In terms of practicalities, mediation will often take place at a neutral venue, with the independent mediator shuttling between the parties (who sit in separate rooms) trying to find a workable solution to the problem. Mediation tends not to be based on the legalities of the dispute, but on a broader attempt to get the parties to find what they can both “live with” in order to bring their dispute to a close.
Why should I consider mediation?
There are many practical reasons why parties might wish to settle their case at mediation, often on less attractive terms than they may have hoped to achieve at the start of the process. As is well known, the costs of legal disputes can be punishing. No party can ever be entirely sure of what the outcome would be if the case did go to trial and, as a general rule, every party needs to be aware that, if they do lose their case at trial, the normal position is that they will be expected to pay their opponent’s reasonably incurred legal costs. Litigation, particularly for individuals and small businesses, can be a draining and upsetting experience.
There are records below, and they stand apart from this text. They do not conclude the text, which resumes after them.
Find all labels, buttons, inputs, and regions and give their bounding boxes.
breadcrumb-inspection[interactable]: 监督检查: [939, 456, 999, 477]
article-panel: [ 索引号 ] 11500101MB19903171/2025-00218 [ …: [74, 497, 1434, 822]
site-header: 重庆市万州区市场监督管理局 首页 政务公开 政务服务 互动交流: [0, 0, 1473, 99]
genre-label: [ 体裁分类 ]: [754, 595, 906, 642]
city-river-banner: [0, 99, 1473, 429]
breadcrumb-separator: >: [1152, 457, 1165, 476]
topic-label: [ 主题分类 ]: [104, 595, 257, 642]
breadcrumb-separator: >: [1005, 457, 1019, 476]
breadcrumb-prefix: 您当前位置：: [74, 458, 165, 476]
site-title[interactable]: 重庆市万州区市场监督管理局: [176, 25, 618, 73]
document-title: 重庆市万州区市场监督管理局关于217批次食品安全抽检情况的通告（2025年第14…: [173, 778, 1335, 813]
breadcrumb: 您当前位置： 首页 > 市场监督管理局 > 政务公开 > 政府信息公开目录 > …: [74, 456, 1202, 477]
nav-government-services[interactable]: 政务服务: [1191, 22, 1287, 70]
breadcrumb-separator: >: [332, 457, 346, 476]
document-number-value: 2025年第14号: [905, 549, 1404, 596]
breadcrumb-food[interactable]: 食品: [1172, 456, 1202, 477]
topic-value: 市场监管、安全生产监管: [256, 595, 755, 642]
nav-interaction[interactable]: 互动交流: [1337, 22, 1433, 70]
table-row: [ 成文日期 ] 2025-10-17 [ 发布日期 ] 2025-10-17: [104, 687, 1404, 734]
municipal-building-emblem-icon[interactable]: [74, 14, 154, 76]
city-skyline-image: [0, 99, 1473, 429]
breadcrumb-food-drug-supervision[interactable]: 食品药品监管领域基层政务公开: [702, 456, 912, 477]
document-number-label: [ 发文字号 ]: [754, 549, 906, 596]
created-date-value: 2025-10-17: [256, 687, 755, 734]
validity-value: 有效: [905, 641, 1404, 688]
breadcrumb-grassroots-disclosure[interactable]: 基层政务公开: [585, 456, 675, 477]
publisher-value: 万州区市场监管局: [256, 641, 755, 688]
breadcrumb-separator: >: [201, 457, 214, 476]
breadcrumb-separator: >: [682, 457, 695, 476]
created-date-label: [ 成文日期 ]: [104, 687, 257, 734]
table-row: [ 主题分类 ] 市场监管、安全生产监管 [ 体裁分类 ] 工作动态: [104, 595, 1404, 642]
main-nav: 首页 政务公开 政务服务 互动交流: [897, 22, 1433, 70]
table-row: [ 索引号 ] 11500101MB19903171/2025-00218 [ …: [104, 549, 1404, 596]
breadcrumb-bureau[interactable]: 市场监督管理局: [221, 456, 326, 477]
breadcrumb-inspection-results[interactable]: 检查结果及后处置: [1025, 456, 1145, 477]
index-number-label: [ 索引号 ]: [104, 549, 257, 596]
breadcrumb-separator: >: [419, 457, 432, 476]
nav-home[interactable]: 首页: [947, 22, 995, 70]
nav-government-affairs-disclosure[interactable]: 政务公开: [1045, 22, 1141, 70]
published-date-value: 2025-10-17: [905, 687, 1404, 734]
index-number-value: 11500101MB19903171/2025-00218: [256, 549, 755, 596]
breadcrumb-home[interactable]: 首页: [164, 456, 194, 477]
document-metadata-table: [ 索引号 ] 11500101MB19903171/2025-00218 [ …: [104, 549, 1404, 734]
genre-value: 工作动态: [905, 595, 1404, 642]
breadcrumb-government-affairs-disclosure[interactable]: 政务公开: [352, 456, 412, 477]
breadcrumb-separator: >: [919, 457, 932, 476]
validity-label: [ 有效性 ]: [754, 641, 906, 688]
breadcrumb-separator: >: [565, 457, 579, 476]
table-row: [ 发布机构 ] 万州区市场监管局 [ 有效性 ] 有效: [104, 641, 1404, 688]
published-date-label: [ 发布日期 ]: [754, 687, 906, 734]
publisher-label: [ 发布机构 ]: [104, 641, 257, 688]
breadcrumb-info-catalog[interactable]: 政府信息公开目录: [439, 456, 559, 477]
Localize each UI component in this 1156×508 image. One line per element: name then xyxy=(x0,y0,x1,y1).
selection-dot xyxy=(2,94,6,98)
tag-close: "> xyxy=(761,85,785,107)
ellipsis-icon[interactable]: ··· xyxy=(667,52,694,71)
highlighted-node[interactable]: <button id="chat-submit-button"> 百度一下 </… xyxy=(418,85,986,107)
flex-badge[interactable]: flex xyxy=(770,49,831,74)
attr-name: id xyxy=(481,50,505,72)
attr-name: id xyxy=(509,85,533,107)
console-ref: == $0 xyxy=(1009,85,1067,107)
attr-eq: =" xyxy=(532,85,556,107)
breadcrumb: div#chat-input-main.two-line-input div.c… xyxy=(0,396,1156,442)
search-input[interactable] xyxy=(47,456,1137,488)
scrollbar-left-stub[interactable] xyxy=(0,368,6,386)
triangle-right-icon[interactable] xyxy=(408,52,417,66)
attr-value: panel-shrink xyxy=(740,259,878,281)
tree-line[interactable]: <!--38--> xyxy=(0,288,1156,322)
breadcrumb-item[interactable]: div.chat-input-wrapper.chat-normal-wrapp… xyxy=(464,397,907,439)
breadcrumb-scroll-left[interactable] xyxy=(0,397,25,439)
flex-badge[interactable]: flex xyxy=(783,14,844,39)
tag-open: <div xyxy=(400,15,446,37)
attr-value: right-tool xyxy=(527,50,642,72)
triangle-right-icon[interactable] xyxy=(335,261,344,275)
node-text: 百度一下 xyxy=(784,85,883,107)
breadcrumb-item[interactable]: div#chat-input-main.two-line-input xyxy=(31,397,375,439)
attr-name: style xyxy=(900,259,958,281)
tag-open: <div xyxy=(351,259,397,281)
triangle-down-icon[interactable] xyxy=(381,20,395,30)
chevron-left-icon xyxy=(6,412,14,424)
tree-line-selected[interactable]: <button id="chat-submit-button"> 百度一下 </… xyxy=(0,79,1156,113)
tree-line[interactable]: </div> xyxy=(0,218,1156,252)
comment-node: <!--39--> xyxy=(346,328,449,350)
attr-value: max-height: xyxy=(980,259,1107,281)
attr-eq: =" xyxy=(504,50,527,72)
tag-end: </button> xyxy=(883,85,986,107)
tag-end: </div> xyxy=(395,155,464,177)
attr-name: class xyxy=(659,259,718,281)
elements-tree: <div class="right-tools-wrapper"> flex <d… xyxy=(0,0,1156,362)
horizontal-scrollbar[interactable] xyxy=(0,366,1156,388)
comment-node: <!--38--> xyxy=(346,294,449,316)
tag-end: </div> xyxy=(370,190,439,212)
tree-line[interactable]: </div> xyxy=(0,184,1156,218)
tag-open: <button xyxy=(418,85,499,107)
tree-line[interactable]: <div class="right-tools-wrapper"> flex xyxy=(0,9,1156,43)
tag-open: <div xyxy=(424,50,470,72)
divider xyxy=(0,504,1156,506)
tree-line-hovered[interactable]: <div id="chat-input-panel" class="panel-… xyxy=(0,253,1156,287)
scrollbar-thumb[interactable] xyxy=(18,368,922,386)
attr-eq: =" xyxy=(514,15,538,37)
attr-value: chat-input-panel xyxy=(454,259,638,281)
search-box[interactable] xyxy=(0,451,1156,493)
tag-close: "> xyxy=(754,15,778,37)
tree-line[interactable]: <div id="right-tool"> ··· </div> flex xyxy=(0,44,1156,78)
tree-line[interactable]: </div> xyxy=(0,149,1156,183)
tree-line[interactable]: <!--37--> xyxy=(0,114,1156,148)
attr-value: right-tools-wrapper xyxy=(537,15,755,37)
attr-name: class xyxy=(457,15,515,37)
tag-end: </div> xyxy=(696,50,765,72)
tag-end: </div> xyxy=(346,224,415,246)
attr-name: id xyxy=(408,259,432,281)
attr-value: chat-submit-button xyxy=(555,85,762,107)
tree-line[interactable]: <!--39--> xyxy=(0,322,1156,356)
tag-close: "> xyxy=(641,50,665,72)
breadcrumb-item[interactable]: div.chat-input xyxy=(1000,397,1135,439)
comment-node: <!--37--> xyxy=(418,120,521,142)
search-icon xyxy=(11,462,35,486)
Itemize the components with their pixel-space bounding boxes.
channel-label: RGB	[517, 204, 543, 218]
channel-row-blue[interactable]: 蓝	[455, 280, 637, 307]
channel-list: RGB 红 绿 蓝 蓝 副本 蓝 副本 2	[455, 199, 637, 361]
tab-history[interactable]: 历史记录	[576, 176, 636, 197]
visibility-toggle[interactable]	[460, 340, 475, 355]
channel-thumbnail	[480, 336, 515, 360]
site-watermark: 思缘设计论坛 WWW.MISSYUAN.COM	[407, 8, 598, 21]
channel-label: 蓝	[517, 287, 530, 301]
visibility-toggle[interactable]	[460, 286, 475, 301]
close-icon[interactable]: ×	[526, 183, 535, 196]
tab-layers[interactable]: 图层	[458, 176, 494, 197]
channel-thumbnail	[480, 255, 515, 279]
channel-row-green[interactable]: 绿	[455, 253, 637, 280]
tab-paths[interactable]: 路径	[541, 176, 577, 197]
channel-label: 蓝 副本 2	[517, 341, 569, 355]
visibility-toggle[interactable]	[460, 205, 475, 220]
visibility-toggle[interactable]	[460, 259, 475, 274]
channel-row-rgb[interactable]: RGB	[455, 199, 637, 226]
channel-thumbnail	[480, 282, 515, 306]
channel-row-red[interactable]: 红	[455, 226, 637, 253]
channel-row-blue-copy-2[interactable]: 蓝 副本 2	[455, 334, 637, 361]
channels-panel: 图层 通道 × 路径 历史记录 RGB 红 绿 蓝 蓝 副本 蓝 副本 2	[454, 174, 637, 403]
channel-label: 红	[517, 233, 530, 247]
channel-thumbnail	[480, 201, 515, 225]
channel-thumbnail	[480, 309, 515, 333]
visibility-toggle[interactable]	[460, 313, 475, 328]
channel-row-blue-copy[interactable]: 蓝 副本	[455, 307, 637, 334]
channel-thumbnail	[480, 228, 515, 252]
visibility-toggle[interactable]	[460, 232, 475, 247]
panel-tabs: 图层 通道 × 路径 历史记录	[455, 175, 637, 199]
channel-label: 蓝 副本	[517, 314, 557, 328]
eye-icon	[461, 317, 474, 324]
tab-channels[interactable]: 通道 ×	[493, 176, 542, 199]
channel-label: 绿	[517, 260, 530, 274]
These are all legitimate, practical reasons to want to settle a case at mediation, and so draw a line under the dispute.
Does mediation always work?
Mediation of course may not be successful in solving the issues between the parties and bringing the dispute to an end (though anecdotally, the suggestion is that around 8 out of 10 mediations in the dispute resolution arena are successful).
Do I have to consider mediation?
Mediation is also not obligatory under the current Civil Procedure Rules and, whilst legal commentary often raises the possibility of this situation changing, it seems unlikely to happen in the near future. A party involved in litigation may think that, in those circumstances, it is not worth their while mediating their case.
Does refusal to mediate have any impact on my case?
However, irrespective of the practical reasons for mediating, there are also good tactical reasons to mediate. It has become clear, based on numerous court decisions in recent years, that any party refusing to consider mediating their case takes a big risk. Refusing to mediate won't impact on the outcome of the case at trial as such, but such a refusal could have a huge impact on the costs of the case. Put simply, the courts do not want litigants clogging up the court system with cases that could have been settled without the need for court involvement.
Reported cases make it clear that courts are often prepared to make orders penalising parties who have won their case at trial, in terms of the costs they can recover from the losing party. Given how high the amount of incurred costs frequently are, in relation to the value of the dispute, this should always be a vital consideration.
Case law suggests that, even if you think that your case is so strong that there is no point in mediating because you are sure to win at trial; if you think that the mediation simply can’t work because of the bad relationship between the parties; even if you fail to explain why you are not willing to mediate; you could be at risk of a negative costs order at the end of a trial, no matter how strong you might think your case is.
Generally, the courts are in favour of mediation
Whilst the general judicial trend seems to be in favour of mediation, in the interest of balance it should be said that you can never be entirely sure of what could happen if your case proceeds to trial. There have been cases where courts have found that it was reasonable for a party not to mediate in a dispute. There will always then be an element of uncertainty as to how a court would look at a refusal to mediate. Whether it is worth taking that risk over the costs of the case is a question that will always require very careful consideration.